3 thoughts on “Well, 40 years is a long time.

  1. Your order is a bit off–O’Donoghue (who was infamously nasty and was responsible for the 1978 episode with William Burroughs reading from Naked Lunch) was actually, with Belushi, the first to appear, with one of my favorite SNL lines ever: “Repeat after me: I would like to feed your fingertips to the wolverines.” I watched this last night too (and have it on DVD so it hadn’t been so long since I’d seen it).

    Some impressions: Carlin was terrific, but I can always watch him. Billy Preston was pretty great too, though I have very little tolerance of Ian’s self-pitying “At 17” (which I once saw a bestselling author sing a capella before a group of stunned SIBA members at a breakfast; author’s name is JA Jance, and she’s not worth further consideration). Andy Kaufman did the whole weird “is he trying to be funny?” that he did so well. The Muppets segment was terrible, and I am glad they ditched those quickly. Pacing was weird, as you mention, and most everyone seemed pretty high. Some of the sketches were odd and unfunny but probably would have been hilarious had you been hitting the bong back in ’75.
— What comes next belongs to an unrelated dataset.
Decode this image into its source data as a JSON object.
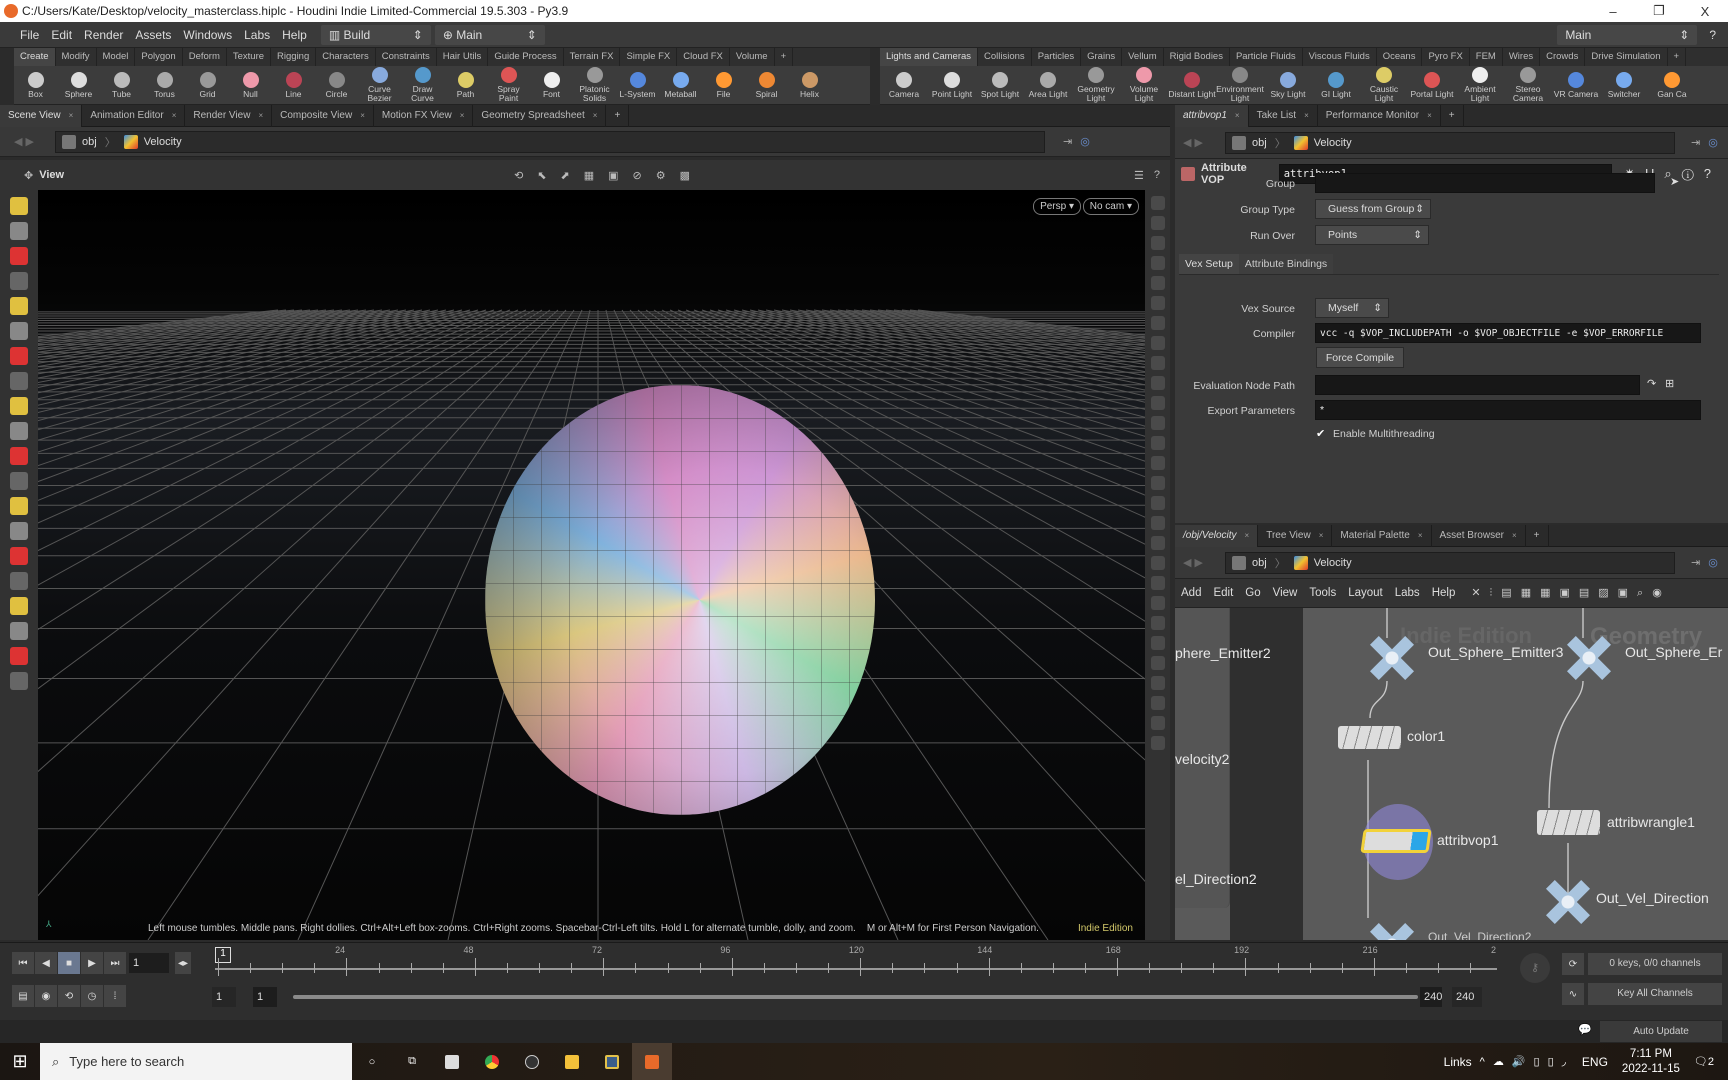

    I actually have the first season on DVD, and by all accounts, the first episode took so much out of everyone that they were completely exhausted; as such, the second episode features mostly Paul Simon and Simon and Garfunkel songs, along with one each from Phoebe Snow and Randy Newman. I think the Not Ready for Prime Time Players were barely present, only Chevy Chase doing Weekend Update. After that, the show began the long slow process of morphing into what we recognize today. And I gotta say, today’s episodes kinda suck. Bill Hader was one of their best ever, but he’s long gone, and I don’t much like most of the new people.

  2. It’s hard for me to really grasp how bizarre Kaufman must have seemed in 1975. I mean, seriously. The sketch material vacillated between shockingly still-relevant or even prescient (most notably with the 3-bladed razor, but also things like “show us your guns”) to the mildly dated (the home-security bit) to the incredibly dated (the “Chevy’s wife” bit, which I guess is funny because gay was funny?). Chase got at least one true zinger in Update (about the 10-cent stamp commemorating prostitution, “but if you want to lick it, it’s a quarter”), and the more bizarre things worked pretty well (the cold open, for example) despite the age.

    Finally, I love you man, but there are few things more tedious than someone saying SNL sucks now. It’s never been gold every week. It’s a live TV show written in 5 days. I miss Hader, too, but the current cast is pretty strong IMO, and they’ve sent us into pause-the-TV-because-we-can’t-hear gales of laughter pretty reliably. Kate MacKinnon is a goddamn national treasure. The Update team is super solid, and if I miss Cecily Strong as co-chair I’m mollified that Che taking her seat means we can get her “commentary” characters back, which are reliably stellar.

  3. Yeah, you’re right, SNL-bashing of the “it’s not good anymore” variety is nearly as old as the show itself. And I do watch it every week. Kate MacKinnon is clearly the strongest of the cast, but she can’t carry it all herself. I think Che is pretty great on the Update but Colin Jost remains charisma-free. And speaking of SNL suck, I imagine you too watched the pointless tedious three-and-a-half wank-o-rama that was the 40th anniversary special last night. You know what would have been cool? If they had shown classic sketches in chronological order and in their entirety. But of course they couldn’t do that–they had to parade the stars (Robert DeNiro! Jack Nicholson!), have Eddie Murphy on for a brief joke free appearance, and goddamn Sarah fucking Palin in the audience near the end. To say nothing of Kanye West (who can suck it; Beck’s album did deserve the Grammy) and Miley Cyrus butchering a Paul Simon song. I can’t believe I sat through it all. Oh well, at least Better Call Saul is on tonight.